Let's start at the very beginning of the park's history. As the postmark below shows, this card was written in 1912!
Next up is the massive Kennywood swimming pool, seen in this card postmarked 1938. From 1925 to 1973, Kennywood had this 350 x 180 ft pool, capable of holding 2.25 million gallons of water and 4,500 swimmers. Its large size led to excessive maintenance costs, causing the pool's closure after the 1973 season, when it was turned into a parking lot. It remained that way until 1995, which marked the opening of the 6-acre Lost Kennywood, a tribute to closed amusement parks through turn-of-the-century architecture and the largest expansion in Kennywood history.

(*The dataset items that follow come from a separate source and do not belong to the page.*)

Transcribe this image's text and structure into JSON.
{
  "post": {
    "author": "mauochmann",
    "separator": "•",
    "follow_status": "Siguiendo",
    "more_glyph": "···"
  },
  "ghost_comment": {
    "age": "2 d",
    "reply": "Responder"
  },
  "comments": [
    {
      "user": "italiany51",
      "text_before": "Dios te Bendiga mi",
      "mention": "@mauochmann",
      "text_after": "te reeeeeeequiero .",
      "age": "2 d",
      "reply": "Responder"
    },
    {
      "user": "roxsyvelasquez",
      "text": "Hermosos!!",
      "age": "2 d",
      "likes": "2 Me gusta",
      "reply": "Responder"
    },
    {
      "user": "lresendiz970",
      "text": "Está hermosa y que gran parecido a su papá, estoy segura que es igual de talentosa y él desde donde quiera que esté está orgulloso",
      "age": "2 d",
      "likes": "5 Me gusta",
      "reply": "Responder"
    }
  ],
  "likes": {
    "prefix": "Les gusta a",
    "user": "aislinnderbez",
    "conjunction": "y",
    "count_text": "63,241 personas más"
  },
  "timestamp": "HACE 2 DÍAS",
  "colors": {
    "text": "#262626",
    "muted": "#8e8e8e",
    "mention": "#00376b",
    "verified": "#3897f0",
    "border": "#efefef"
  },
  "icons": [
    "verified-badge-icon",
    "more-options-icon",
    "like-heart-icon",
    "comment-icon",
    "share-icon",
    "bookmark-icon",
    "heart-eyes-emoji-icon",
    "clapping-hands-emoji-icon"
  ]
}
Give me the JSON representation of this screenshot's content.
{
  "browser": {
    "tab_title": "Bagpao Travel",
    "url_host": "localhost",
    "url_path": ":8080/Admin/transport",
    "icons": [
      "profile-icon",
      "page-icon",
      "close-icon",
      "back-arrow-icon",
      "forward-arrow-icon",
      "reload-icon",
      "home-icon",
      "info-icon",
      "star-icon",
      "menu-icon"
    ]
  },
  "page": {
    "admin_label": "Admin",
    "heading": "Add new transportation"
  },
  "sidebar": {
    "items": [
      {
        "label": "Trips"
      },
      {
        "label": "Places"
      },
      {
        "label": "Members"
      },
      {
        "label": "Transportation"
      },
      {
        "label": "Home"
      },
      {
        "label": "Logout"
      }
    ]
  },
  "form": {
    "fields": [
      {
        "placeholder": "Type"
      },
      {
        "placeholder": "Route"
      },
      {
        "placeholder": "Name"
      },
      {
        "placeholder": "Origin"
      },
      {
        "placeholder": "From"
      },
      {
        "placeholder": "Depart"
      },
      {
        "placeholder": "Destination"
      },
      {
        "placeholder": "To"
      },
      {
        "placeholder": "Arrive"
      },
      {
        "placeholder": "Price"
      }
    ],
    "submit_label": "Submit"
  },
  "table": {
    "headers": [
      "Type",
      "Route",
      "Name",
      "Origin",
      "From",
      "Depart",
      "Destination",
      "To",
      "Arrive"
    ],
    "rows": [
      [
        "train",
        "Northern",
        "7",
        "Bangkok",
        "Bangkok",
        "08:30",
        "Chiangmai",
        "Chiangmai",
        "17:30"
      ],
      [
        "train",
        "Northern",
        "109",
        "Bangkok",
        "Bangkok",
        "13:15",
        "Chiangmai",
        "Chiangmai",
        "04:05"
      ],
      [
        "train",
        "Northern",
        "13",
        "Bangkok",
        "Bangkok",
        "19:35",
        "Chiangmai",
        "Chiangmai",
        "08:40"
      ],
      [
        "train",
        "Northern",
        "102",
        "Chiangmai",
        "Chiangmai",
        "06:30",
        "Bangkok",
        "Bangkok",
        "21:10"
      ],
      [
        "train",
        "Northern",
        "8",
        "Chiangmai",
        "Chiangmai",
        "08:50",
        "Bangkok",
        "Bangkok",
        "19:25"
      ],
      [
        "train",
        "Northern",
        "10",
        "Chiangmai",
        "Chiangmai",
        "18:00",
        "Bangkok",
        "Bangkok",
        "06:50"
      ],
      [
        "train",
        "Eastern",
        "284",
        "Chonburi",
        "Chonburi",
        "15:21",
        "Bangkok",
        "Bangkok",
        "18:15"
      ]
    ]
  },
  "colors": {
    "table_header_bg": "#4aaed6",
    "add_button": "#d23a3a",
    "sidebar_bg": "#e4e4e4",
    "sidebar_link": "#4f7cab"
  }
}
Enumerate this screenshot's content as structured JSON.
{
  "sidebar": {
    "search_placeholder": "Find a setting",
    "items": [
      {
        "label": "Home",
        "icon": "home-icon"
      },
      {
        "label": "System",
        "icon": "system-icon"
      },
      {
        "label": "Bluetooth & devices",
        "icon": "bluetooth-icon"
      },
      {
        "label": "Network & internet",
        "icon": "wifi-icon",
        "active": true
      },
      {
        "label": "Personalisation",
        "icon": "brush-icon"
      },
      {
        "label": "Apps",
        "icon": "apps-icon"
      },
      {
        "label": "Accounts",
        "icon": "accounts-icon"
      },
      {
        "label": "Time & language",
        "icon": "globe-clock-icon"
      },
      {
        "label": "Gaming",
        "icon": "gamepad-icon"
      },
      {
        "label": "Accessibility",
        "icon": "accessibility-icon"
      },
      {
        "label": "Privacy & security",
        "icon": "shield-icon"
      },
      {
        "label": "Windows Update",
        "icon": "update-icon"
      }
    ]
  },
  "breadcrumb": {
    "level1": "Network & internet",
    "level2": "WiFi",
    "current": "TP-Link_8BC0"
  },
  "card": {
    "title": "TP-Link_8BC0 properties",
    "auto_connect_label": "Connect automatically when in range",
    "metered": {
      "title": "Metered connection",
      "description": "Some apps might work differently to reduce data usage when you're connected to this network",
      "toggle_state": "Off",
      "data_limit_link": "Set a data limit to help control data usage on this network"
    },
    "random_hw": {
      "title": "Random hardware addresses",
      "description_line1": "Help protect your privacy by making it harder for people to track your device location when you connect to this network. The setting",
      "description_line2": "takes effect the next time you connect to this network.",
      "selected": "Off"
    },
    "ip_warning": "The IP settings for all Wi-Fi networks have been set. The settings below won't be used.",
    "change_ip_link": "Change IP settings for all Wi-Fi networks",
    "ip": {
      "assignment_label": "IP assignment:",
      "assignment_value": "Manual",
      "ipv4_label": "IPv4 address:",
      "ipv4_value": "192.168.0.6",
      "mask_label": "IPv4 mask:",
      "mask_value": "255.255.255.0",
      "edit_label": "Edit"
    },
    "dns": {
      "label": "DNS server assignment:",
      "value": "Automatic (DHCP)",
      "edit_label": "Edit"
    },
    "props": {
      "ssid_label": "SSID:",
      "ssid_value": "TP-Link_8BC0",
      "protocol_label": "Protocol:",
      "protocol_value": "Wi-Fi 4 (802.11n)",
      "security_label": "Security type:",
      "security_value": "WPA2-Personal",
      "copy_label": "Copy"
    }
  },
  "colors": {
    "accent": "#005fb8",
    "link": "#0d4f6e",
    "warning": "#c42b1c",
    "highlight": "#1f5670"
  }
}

Kennywood included a rough replica of the pool fountain shown in this card when Lost Kennywood was built in 1995.
I purchased this card in one of the park's gift shops very recently, and it's a genuine old card. It has to be at least 25 years old, and I'm betting that it might be older. The Enterprise opened at Kennywood in 1978, and you can clearly see that from its decorations!
In 2003, the Enterprise became the Volcano when the surrounding area was lightly re-themed into "Volcano Valley." It was plagued with problems, though, and I only ever saw this model operating (and rode it) once before it was removed in 2016. That season, Kennywood received an identical model from Lake Compounce, one of their "sister parks," as they were removing theirs to add a coaster. It remains at the park now and is open every day once again.
Last up for today is this semi-current collage of four of Kennywood's classic attractions: the Turtle (1927; one of 2 left in the world), Jack Rabbit (1920; famous for its "double dip"), miniature train (1945; came from 1939-40 New York's World's Fair), and Auto Race (1930; the last of its kind).